Такого Алику еще не говорил никто. Его много раз унижали в жизни, но не так.
Вся прежняя жизнь, все, чем дорожил, было попрано. Да, пил он порой некрасиво, но ведь не алкаш. Выпивка давала ему и удаль, и уважение знакомых, и самоуважение, и умные мысли, и глубокие чувства. Как встретиться с другом и не выпить? Страдать или радоваться без бутылки? Он верил в глубине души, что даже лежа в полном отрубе среди улицы или сидя в «обезъяннике», он был Аликом-волчатником, да, бухариком, но ведь не гнусным пидором — дохлой наркотой. На какое-то время он даже растерялся от ее слов и молчал: это она, оказывается, не желала снисходить до него и по какой причине… Обида клокотала в горле.
— Не сравнивай бухло и иглу, — заговорил он срывающимся голосом. — Я могу пить, а могу и не пить… А ты через пять лет старухой станешь… Если доживешь!
Анна резко поднялась, подтянув колени к груди, сжавшись в комок, как ежик.
— Уходи! — прошипела с такой злобой, что говорить о чем-то или извиняться ему не пришло в голову. — Получил за сотню молодую красивую бабу у нее на квартире и в расчете!
Алик вздохнул, свесил босые ноги на пол, стал одеваться. Сколько он думал об этом разговоре, подбирал слова. Все равно вышло не так. Он спустился в темный зал. Тускло мерцала маленькая лампочка. Лунный свет падал на пол через окна.
Скалился во тьме деревянный мужик, усы его топорщились, бессонные глаза буравили мрак. Девочка Леля восхищенно смотрела в каменную стену глазами будущей женщины. «Наверное, все это они бросят, и опять год за годом будет стоять Башня, такой, какой ее для чего-то создал Бог, — подумал Алик с тоской.
— А может быть, пусть живут, как умеют? — Но тут же выплеснулась обида: — Да я пятнадцать лет в лесу… Будут они меня учить, как надо жить. На склон!
Пусть поработают, как я. За свободу платить и платить надо!»
Он пробрался в кочегарку, где оставил рюкзак, вынул и проверил фонарик.
Плотно закрывая двери, вернулся в зал, коснулся рукой плеча девочки: «Леля, помоги мне!» Через дворик тихо вышел на перемычку и, изредка мигая фонариком, направился прямо к гребню.
Ему пришлось на ощупь полазить по скалам, прежде чем он нашел тропу. И луна, как назло, была на другой стороне гребня. Наконец-то он добрался до места, где полка обрывалась. У края в трещину был вбит скальный крюк, его нельзя было заметить снизу. Значит, здесь и ходит стрелок. Но не таскает же он всякий раз с собой лестницу. Алик стал светить по трещинам возле себя и вскоре нашел короткую веревку с двумя карабинами на концах. Сел, размышляя, как ей пользоваться.

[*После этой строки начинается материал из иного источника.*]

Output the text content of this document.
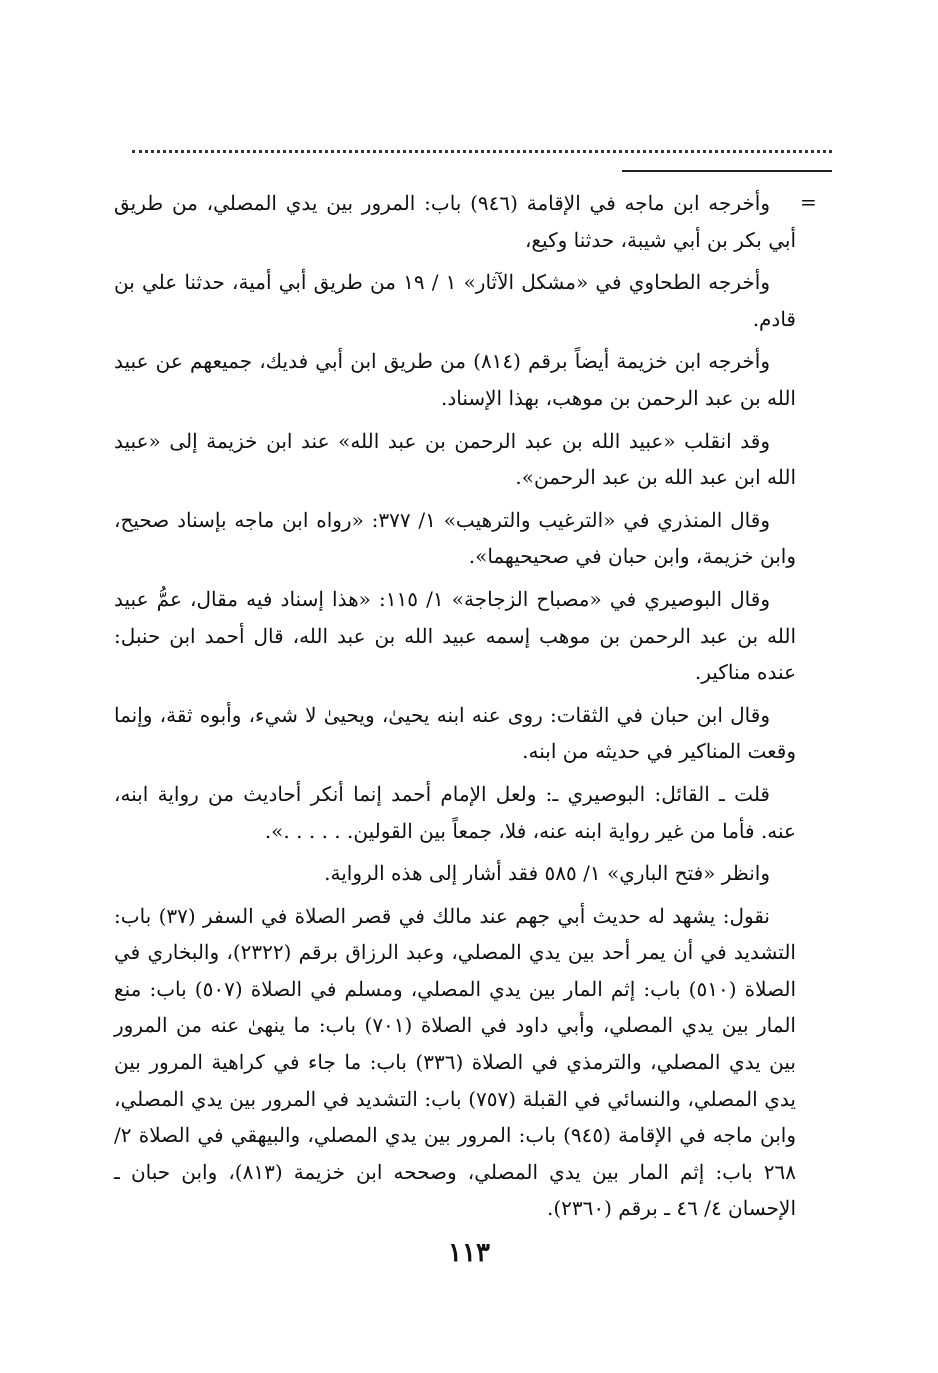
=

وأخرجه ابن ماجه في الإقامة (٩٤٦) باب: المرور بين يدي المصلي، من طريق أبي بكر بن أبي شيبة، حدثنا وكيع،

وأخرجه الطحاوي في «مشكل الآثار» ١ / ١٩ من طريق أبي أمية، حدثنا علي بن قادم.

وأخرجه ابن خزيمة أيضاً برقم (٨١٤) من طريق ابن أبي فديك، جميعهم عن عبيد الله بن عبد الرحمن بن موهب، بهذا الإسناد.

وقد انقلب «عبيد الله بن عبد الرحمن بن عبد الله» عند ابن خزيمة إلى «عبيد الله ابن عبد الله بن عبد الرحمن».

وقال المنذري في «الترغيب والترهيب» ١/ ٣٧٧: «رواه ابن ماجه بإسناد صحيح، وابن خزيمة، وابن حبان في صحيحيهما».

وقال البوصيري في «مصباح الزجاجة» ١/ ١١٥: «هذا إسناد فيه مقال، عمُّ عبيد الله بن عبد الرحمن بن موهب إسمه عبيد الله بن عبد الله، قال أحمد ابن حنبل: عنده مناكير.

وقال ابن حبان في الثقات: روى عنه ابنه يحيىٰ، ويحيىٰ لا شيء، وأبوه ثقة، وإنما وقعت المناكير في حديثه من ابنه.

قلت ـ القائل: البوصيري ـ: ولعل الإمام أحمد إنما أنكر أحاديث من رواية ابنه، عنه. فأما من غير رواية ابنه عنه، فلا، جمعاً بين القولين. . . . . .».

وانظر «فتح الباري» ١/ ٥٨٥ فقد أشار إلى هذه الرواية.

نقول: يشهد له حديث أبي جهم عند مالك في قصر الصلاة في السفر (٣٧) باب: التشديد في أن يمر أحد بين يدي المصلي، وعبد الرزاق برقم (٢٣٢٢)، والبخاري في الصلاة (٥١٠) باب: إثم المار بين يدي المصلي، ومسلم في الصلاة (٥٠٧) باب: منع المار بين يدي المصلي، وأبي داود في الصلاة (٧٠١) باب: ما ينهىٰ عنه من المرور بين يدي المصلي، والترمذي في الصلاة (٣٣٦) باب: ما جاء في كراهية المرور بين يدي المصلي، والنسائي في القبلة (٧٥٧) باب: التشديد في المرور بين يدي المصلي، وابن ماجه في الإقامة (٩٤٥) باب: المرور بين يدي المصلي، والبيهقي في الصلاة ٢/ ٢٦٨ باب: إثم المار بين يدي المصلي، وصححه ابن خزيمة (٨١٣)، وابن حبان ـ الإحسان ٤/ ٤٦ ـ برقم (٢٣٦٠).

١١٣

Это были перила, и для того, чтобы их навесить, нужно было найти, по крайней мере, еще один крюк. Скорей всего их должно было быть — три. Один из них — под рукой. Алик положил найденную веревку на место, достал из рюкзака свою и пропустил конец через ухо скального крюка. Удерживаясь за нее рукой, свесил ноги в пропасть и стал нашаривать носком сапога трещину. Ноги нашли надежную опору: иначе и быть не могло. Он посветил вверх и увидел серьгу карабина, висящего на другом скальном крюке. До него можно было дотянуться рукой. Сделав еще шаг, Алик пропустил веревку через этот карабин, распластавшись по стене, сделал еще один шаг. Теперь он уже знал, где искать третий крюк. Прижимаясь животом к скале, он сделал еще шаг, вылез на полку, прополз несколько метров на четвереньках, встал, выдернул за собой веревку, и, подсвечивая под ноги, пошел к жандарму.

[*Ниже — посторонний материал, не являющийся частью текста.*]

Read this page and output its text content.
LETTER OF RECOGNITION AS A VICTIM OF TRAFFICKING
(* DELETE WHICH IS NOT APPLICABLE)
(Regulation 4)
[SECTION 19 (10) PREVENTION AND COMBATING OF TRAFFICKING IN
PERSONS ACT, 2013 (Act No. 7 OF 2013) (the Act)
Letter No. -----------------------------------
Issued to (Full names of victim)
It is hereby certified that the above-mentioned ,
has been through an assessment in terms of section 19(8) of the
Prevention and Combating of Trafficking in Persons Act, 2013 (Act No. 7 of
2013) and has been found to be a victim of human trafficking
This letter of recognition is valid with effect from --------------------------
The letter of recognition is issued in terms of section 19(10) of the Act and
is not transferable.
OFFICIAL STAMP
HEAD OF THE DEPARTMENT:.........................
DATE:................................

Это был настоящий дзот, прикрытый сверху тентом палатки. Он был аккуратно выстелен сухой травой и мхом, уютен, как мышиное гнездо. К скале была прислонена мелкокалиберная винтовка в овчинном чехле. В расселине лежал распечатанный блок целевых патронов и маленькое зеркальце. Уже рассветало.
Алик посмотрел на спуск в каньон и рассмеялся: если бы даже он мчался оттуда на коне, стрелок все равно первым добрался до Башни.
Он вынул из чехла однозарядную длинноствольную винтовку с оптическим прицелом, передернул затвор, вставил в патронник желтенький патрончик, удивляясь мастерству стрелка: по скорости его стрельбы Алик думал, что винтовка если не полуавтоматическая, то, по крайней мере, многозарядная.
Прошло, наверное, больше часа — Алик даже подремать успел — вдали, за ледниками, показался краешек солнца. Кто-то торопливо бежал от Башни к гребню. Это была Татьяна.
— Вот стерва! — беззлобно выругался Алик. Приятно было, что Леха и Виктор ни при чем. — Я ведь с этой мочалкой даже пил… Обед заботливо засунула в карман, а через пятнадцать минут обстреляла. Все знала и посмеивалась.